Il faut d’abord comprendre qu’ils parlent du taux d’intérêt commercial, et non du taux directeur ou du taux hypothécaire résidentiel offert aux acheteurs de maisons.
Ce taux est basé sur le marché obligataire canadien, explique Maëlle Boulais-Préseault, économiste chez Desjardins. « D’habitude, la règle de pouce, c’est que ça suit beaucoup les taux obligataires, les taux obligataires 10 ans surtout pour ces prêts-là, plus un 75 points de base environ qu’on ajoute surtout pour comprendre le risque. »
Les taux commerciaux avaient déjà passé sous le seuil du 4 % chez Desjardins. L’économiste mentionne que vers la mi-octobre, le taux 10 ans de la Banque du Canada était de 3,2 %. En y ajoutant 75 points de base, on arrivait ainsi à 3,95 %.
Le maximum
Plusieurs intervenants font écho à Vincent Chiara, président et fondateur du Groupe Mach, qui affirmait plus tôt cette année que le point d’équilibre financier pour un projet résidentiel nécessitait un taux d’intérêt de 4 %.

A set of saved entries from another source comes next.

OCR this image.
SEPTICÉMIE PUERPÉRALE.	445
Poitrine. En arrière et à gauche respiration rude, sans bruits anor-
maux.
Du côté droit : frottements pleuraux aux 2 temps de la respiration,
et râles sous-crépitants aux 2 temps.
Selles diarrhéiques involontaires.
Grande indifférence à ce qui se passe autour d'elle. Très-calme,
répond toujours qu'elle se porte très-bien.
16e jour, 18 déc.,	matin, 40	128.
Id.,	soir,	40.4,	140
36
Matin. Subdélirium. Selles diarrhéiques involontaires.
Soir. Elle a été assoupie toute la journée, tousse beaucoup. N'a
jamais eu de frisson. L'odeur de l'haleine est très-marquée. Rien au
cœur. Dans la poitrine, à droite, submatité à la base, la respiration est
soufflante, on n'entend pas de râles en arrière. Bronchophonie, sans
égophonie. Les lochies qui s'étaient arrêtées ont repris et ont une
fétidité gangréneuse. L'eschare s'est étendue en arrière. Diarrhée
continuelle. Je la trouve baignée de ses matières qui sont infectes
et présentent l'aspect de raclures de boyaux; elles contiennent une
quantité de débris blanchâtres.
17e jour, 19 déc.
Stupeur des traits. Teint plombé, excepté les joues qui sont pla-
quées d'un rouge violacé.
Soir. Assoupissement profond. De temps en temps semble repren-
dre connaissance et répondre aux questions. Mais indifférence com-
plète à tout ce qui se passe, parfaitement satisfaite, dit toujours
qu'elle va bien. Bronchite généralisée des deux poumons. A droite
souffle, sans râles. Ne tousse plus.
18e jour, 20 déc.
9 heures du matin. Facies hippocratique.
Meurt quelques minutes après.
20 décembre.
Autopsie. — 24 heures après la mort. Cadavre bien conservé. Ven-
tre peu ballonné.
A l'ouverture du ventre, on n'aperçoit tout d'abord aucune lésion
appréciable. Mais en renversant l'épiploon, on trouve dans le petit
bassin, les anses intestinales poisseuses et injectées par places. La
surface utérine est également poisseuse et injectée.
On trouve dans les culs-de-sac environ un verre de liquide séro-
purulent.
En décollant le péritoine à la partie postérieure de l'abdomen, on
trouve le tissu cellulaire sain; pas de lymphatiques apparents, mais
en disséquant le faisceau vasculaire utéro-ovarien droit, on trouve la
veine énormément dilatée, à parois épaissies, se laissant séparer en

Pour David Fernandez, CPA, associé et chef des finances et des opérations chez Maître carré, un taux de 4 % pour financer un projet d’immeuble locatif est « le maximum » qu’un promoteur peut supporter s’il veut le rentabiliser. « Un taux d’intérêt en haut de 4 %, c’est difficile de rentabiliser un projet, estime-t-il. Ça fait en sorte qu’il ne reste pas de liquidité à la fin. Donc, on se retrouve dans un scénario où il faudrait, mensuellement, injecter du capital juste pour couvrir la dette, ce qui ne fait aucun sens. Donc, dans ce temps-là, on retarde les projets. »
Avec un taux de 4 %, il reste environ 1 % de rendement, calcule-t-il. En comparant un investissement de la même somme dans une obligation ou un compte d’intérêt élevé à 4 % ou 5 %, la logique est de dire que ça n’en vaut pas le risque de faire un projet immobilier.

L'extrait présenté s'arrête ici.